Termelétricas em geral passam por uma situação chamada inflexibilidade e isso tem relação com os contratos de gás natural firmados pelas usinas com seus respectivos fornecedores. Em geral, esses contratos são do tipo "take or pay" ou "ship or pay". Na prática, as usinas pagam pelo volume de gás natural contratado mesmo que elas não o consumam.

Por isso, as térmicas declaram ao Operador Nacional do Sistema Elétrico (ONS) que vão "queimar" o gás, mesmo que não seja necessário operar. Essa é a chamada inflexibilidade. No caso do leilão de capacidade, o governo quer usinas que tenham flexibilidade na operação de modo que possam atender a todos os despachos definidos na programação diária do ONS.

Quem não pode participar do leilão de segurança energética?
Entre outros empreendimentos, não podem participar do leilão usinas existentes que possuam contratos de energia em vigor nos anos de 2025, 2026 e 2027 - exceto em caso de ampliações de usinas hidrelétricas.
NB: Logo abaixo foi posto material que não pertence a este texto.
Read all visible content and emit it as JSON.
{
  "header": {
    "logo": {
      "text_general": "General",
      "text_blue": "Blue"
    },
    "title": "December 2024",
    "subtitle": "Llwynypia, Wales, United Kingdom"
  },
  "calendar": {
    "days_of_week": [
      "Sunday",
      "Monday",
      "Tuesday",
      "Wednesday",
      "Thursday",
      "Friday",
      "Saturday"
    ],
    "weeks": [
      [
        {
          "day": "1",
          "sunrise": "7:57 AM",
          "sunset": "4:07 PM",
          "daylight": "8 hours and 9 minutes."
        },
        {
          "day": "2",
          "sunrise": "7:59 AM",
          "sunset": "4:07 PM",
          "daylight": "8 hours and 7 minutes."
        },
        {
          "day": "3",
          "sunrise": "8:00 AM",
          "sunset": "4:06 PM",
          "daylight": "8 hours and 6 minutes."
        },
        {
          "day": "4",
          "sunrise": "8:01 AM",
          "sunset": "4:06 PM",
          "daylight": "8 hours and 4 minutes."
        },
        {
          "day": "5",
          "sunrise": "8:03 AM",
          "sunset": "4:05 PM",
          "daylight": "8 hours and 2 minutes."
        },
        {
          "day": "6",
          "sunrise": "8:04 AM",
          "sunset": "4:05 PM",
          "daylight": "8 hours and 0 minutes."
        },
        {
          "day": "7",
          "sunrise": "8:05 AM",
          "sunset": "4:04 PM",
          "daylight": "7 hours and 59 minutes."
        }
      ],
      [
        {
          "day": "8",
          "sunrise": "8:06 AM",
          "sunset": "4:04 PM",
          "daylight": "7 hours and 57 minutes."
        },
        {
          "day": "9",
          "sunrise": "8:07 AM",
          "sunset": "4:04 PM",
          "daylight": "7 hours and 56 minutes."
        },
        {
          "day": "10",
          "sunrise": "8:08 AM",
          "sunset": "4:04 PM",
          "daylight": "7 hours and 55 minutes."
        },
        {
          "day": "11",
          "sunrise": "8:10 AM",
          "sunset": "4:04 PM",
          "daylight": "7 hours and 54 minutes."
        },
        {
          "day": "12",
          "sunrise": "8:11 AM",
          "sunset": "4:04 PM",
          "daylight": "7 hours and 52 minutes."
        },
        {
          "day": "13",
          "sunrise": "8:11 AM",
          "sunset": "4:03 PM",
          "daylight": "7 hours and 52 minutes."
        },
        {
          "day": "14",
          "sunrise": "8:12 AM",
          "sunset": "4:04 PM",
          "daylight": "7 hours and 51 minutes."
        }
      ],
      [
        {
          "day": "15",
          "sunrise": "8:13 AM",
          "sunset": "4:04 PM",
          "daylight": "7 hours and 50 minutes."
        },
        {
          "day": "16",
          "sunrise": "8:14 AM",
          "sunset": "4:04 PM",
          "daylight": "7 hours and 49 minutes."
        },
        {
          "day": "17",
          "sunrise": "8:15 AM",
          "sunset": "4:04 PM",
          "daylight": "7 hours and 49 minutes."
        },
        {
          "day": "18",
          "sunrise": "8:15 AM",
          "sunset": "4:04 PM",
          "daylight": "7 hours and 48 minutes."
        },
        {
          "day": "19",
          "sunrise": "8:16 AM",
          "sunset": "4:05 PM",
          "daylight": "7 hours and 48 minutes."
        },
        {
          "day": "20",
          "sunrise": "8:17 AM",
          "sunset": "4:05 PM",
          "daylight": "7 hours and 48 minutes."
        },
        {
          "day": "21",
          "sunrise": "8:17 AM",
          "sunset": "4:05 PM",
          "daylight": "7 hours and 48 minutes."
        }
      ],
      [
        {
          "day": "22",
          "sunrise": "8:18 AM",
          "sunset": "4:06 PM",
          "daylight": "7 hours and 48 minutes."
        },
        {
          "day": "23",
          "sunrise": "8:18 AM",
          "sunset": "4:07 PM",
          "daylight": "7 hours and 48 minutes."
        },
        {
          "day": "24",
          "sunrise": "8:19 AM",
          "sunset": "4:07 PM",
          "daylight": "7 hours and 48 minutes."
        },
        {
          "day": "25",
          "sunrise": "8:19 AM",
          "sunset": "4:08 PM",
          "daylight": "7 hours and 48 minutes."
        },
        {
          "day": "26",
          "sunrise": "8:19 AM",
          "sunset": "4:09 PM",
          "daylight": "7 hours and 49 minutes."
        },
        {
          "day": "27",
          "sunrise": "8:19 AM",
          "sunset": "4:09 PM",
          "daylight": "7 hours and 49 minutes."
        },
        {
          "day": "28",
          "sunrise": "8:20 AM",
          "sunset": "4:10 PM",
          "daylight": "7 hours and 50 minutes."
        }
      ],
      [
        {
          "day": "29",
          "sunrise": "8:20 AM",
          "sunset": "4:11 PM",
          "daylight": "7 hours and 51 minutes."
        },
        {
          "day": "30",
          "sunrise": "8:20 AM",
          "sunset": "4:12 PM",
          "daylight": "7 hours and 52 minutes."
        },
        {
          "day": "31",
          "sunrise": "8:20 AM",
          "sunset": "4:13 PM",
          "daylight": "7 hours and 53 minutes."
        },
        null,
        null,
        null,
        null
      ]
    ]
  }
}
Também não podem participar usinas existentes ou novos projetos movidos a carvão mineral, óleo diesel ou óleo combustível.

Também estão vedados empreendimentos térmicos com custo variável unitário (CVU), como é conhecido o custo do combustível, igual a zero. É o caso, por exemplo, de usinas a bagaço de cana-de-açúcar, cuja operação é sazonal, com maior produção de bagaço durante a safra.

A portaria também impede termelétricas com despacho antecipado, como é o caso das usinas movidas a gás natural liquefeito (GNL), importado. A ideia é evitar usinas que dependam de fornecimento de gás que pode ser interrompido por qualquer motivo.

O que é a receita fixa que vai remunerar as usinas do leilão de capacidade?
Entre outros pontos, a receita fixa, que será em reais por MW, vai abranger o custo e a remuneração do investimento; custos de conexão e uso de sistemas de transmissão e distribuição; custos fixos de operação e manutenção; tributos e encargos.

Que produtos serão negociados no leilão de capacidade?
Os produtos são os seguintes:

  • Potência termelétrica 2025 - para início de suprimento em 1º de setembro deste ano por térmicas existentes a gás natural, sem inflexibilidade operativa, com prazo de contrato de sete anos;
  • Potência termelétrica 2026 - para início de suprimento em 1º de julho de 2026 por térmicas existentes a gás natural, sem inflexibilidade operativa, com prazo de contrato de sete anos;
  • Potência termelétrica 2027 - para início de suprimento em 1º de julho de 2027 por térmicas existentes a gás natural, sem inflexibilidade operativa, com prazo de contrato de sete anos;
  • Potência termelétrica 2028 - para início de suprimento em 1º de julho de 2028 por térmicas novas a gás natural e a biocombustíveis, como biogás, biometano e biodiesel, sem inflexibilidade operativa, com prazo de contrato de 15 anos;
  • Potência termelétrica 2029 - para início de suprimento em 1º de julho de 2029 por térmicas novas a gás natural e a biocombustíveis, como biogás, biometano e biodiesel, sem inflexibilidade operativa, com prazo de contrato de 15 anos;
  • Potência termelétrica 2030 - para início de suprimento em 1º de julho de 2030 por térmicas novas a gás natural e a biocombustíveis, como biogás, biometano e biodiesel, sem inflexibilidade operativa, com prazo de contrato de 15 anos;
  • Potência hidrelétrica 2030 - para início de suprimento em 1º de julho de 2030 por hidrelétricas existentes ou ampliações de capacidade instalada, como por exemplo, novas turbinas, sem inflexibilidade operativa, com prazo de contrato de 15 anos.